טכניון מכון טכנולוגי לישראל
הטכניון מכון טכנולוגי לישראל - בית הספר ללימודי מוסמכים  
M.Sc Thesis
M.Sc StudentNaor Shulamit
SubjectB Cell Depletion Revives B Lymphopoiesis and Enhances
Immune Response in Aging
DepartmentDepartment of Medicine
Supervisor Professor Doron Melamed
Full Thesis textFull thesis text - English Version


Abstract

The immune system undergoes dramatic changes during aging. This is reflected by changes in the antibody repertoire, reduced responsiveness to vaccination as well as by increased autoimmunity. Studies have shown that B cell lymphopoiesis in the bone marrow is significantly reduced while long-lived memory B cells accumulate and pre-dominate the peripheral organs.

The mechanism underlining this alternation in the cellular compartment is unclear. There are two possible explanations for these changes: the long-lived peripheral B cells are selected as an adaptation to the poor B lymphopoiesis in the aged BM, or alternatively, B lymphopoiesis in the BM is depressed as an adaptation to the increase survival of peripheral B cells.

In the present study, we attempted to find whether a cross-talk mechanism exist between the progenitors B cells in the BM and the peripheral B cells and whether depletion of peripheral B cells reactive B lymphopoiesis in the BM and restored immune competence in aged mice.

In order to test whether B lymphopoiesis in aging is regulated by homeostatic demands that are set by B cells in the periphery we have used two different mouse models: BAFF-R Mx-cre and hCD20Tg mice. In both mouse models, immune-phenotyping of BM cells from aged treated mice (> 17 month) reveled reactivation of B lymphopoiesis compared to normal age-matched mice.

Importantly, analysis of BM hematopoietic progenitor reveled that B cell depletion expands CLP and MPP populations in old mice following treatment when compared to normal age-matched mice.

We next showed that B cell reconstitution after depletion originates from B lymphopoiesis in the BM and not from homeostatic proliferation of residual B cells.

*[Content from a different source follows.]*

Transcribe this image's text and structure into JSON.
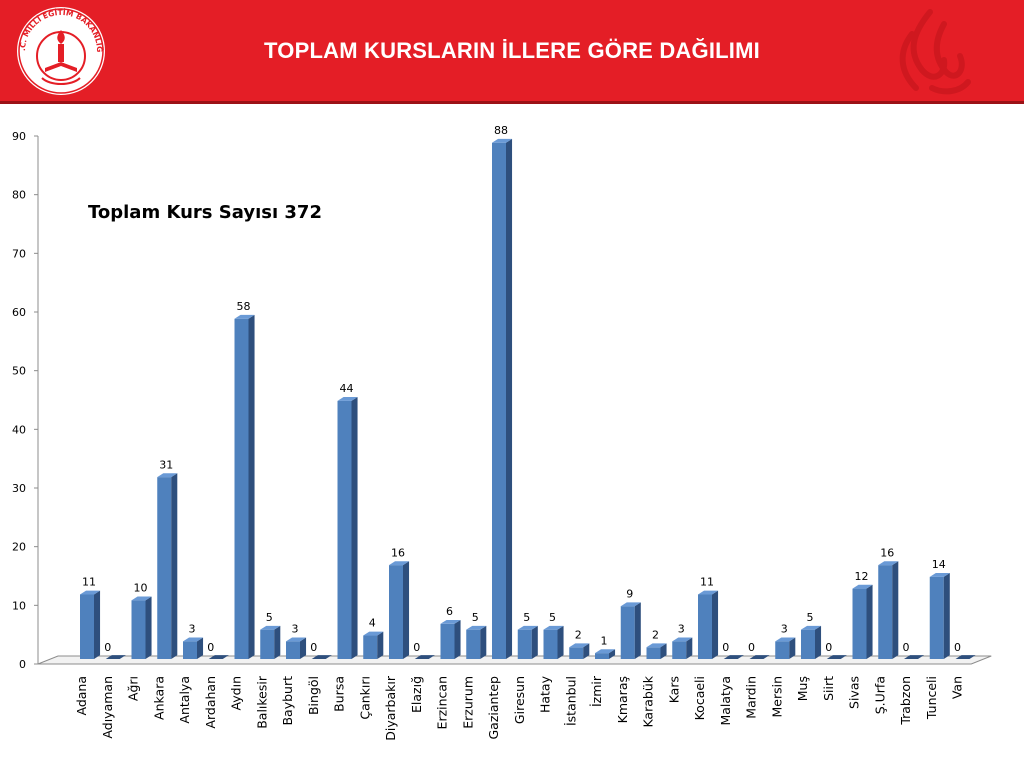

Furthermore, our results indicated on a cross talk mechanism between the peripheral B cells and the progenitors B cells in the BM in which soluble factors within wild-type mice sera can repress lymphopoiesis in aged mice or stimulate lymphopoiesis in young mice.

More so, our results reveal that aged mice treated with anti-hCD20 antibodies developed a significantly increased antibody response to challenge with NP-CGG, compared to control non-treated age-matched mice. Furthermore, reconstituted B cells from treated aged mice had restored proliferation capacity, AID mRNA levels and the ability to secrete IgM and IgG antibodies in response to in-vitro stimulations.


Collectively, our results suggest that immune-senescence in the B lineage is reversible and that depletion of the long-lived peripheral B cells rejuvenates the B-lineage and enhances immune competence in aged mice.